A medida atende a um pedido da estatal, que alegou possibilidade de prejuízos operacionais e impactos diretos no abastecimento nacional. Segundo o entendimento do TST, a manutenção de parte expressiva do efetivo é necessária para assegurar a continuidade das operações e preservar a segurança das instalações.
Enquanto isso, sindicatos que representam os trabalhadores seguem em negociação com a empresa. As discussões envolvem reajustes salariais, benefícios e condições de trabalho. Apesar do impasse, a Justiça entendeu que a greve não pode comprometer serviços estratégicos para o país.
A decisão estabelece que o descumprimento da ordem pode gerar aplicação de multas às entidades sindicais. O tribunal também reforçou que o direito à greve está garantido, desde que respeitados os limites legais para atividades essenciais.

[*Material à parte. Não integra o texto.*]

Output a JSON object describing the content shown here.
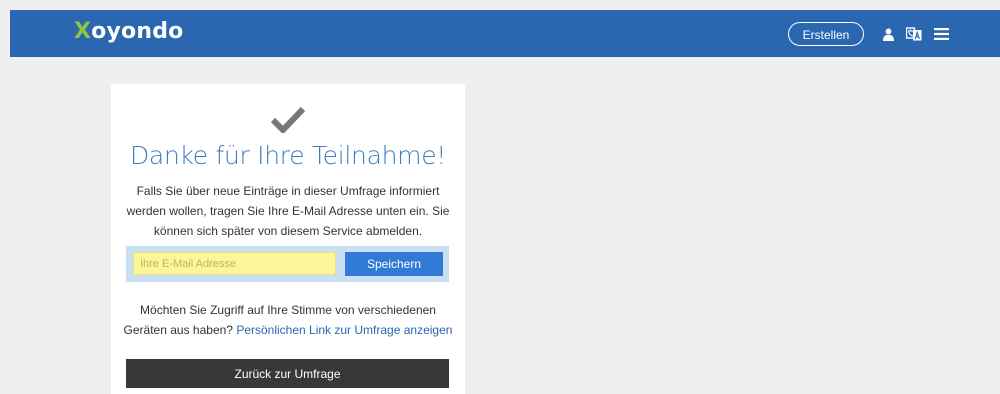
{
  "header": {
    "logo_x": "X",
    "logo_rest": "oyondo",
    "create_label": "Erstellen",
    "icons": [
      "user-icon",
      "language-icon",
      "menu-icon"
    ]
  },
  "card": {
    "check_icon": "checkmark-icon",
    "title": "Danke für Ihre Teilnahme!",
    "description": "Falls Sie über neue Einträge in dieser Umfrage informiert werden wollen, tragen Sie Ihre E-Mail Adresse unten ein. Sie können sich später von diesem Service abmelden.",
    "email_placeholder": "Ihre E-Mail Adresse",
    "email_value": "",
    "save_label": "Speichern",
    "access_text": "Möchten Sie Zugriff auf Ihre Stimme von verschiedenen Geräten aus haben?",
    "access_link": "Persönlichen Link zur Umfrage anzeigen",
    "back_label": "Zurück zur Umfrage"
  },
  "colors": {
    "header_bg": "#2b66b0",
    "logo_accent": "#8dc63f",
    "title": "#3e7dbd",
    "save_button": "#2f7bd6",
    "back_button": "#383838",
    "email_field_bg": "#fbf69b",
    "email_box_bg": "#c9dff3",
    "page_bg": "#efefef"
  }
}
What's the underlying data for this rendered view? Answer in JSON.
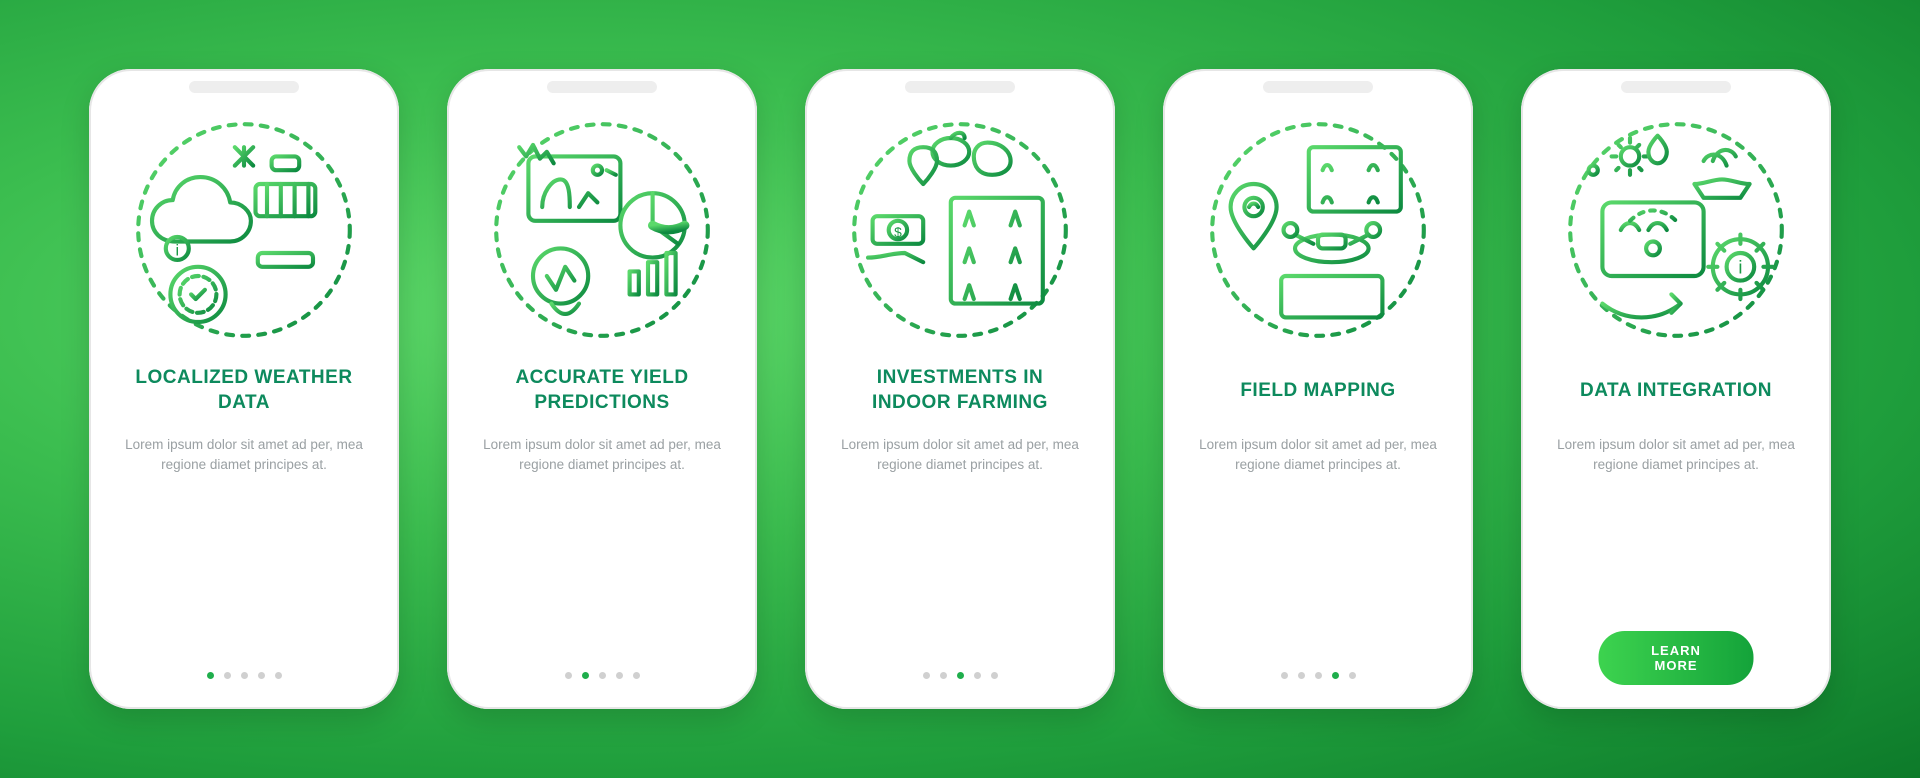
{
  "screens": [
    {
      "title": "LOCALIZED WEATHER DATA",
      "desc": "Lorem ipsum dolor sit amet ad per, mea regione diamet principes at.",
      "icon": "weather-station-icon",
      "activeDot": 0,
      "hasCta": false
    },
    {
      "title": "ACCURATE YIELD PREDICTIONS",
      "desc": "Lorem ipsum dolor sit amet ad per, mea regione diamet principes at.",
      "icon": "yield-chart-icon",
      "activeDot": 1,
      "hasCta": false
    },
    {
      "title": "INVESTMENTS IN INDOOR FARMING",
      "desc": "Lorem ipsum dolor sit amet ad per, mea regione diamet principes at.",
      "icon": "indoor-farming-icon",
      "activeDot": 2,
      "hasCta": false
    },
    {
      "title": "FIELD MAPPING",
      "desc": "Lorem ipsum dolor sit amet ad per, mea regione diamet principes at.",
      "icon": "field-mapping-icon",
      "activeDot": 3,
      "hasCta": false
    },
    {
      "title": "DATA INTEGRATION",
      "desc": "Lorem ipsum dolor sit amet ad per, mea regione diamet principes at.",
      "icon": "data-integration-icon",
      "activeDot": 4,
      "hasCta": true
    }
  ],
  "ctaLabel": "LEARN MORE",
  "dotCount": 5,
  "colors": {
    "primary": "#1fae4c",
    "titleColor": "#0d8a5d",
    "ctaGradientStart": "#3dd34f",
    "ctaGradientEnd": "#14a33a"
  }
}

A Petrobras informou que continuará aberta ao diálogo com as representações dos empregados. A empresa destacou que mantém canais de negociação ativos e que cumpre os acordos coletivos vigentes. Ao mesmo tempo, reafirmou a necessidade de preservar o funcionamento de suas unidades.
Com a determinação judicial, as operações nos terminais, refinarias e bases logísticas seguem em andamento, ainda que com ajustes. A expectativa agora é de avanço nas negociações nos próximos dias, enquanto a estatal mantém o plano de contingência para evitar desabastecimento no país.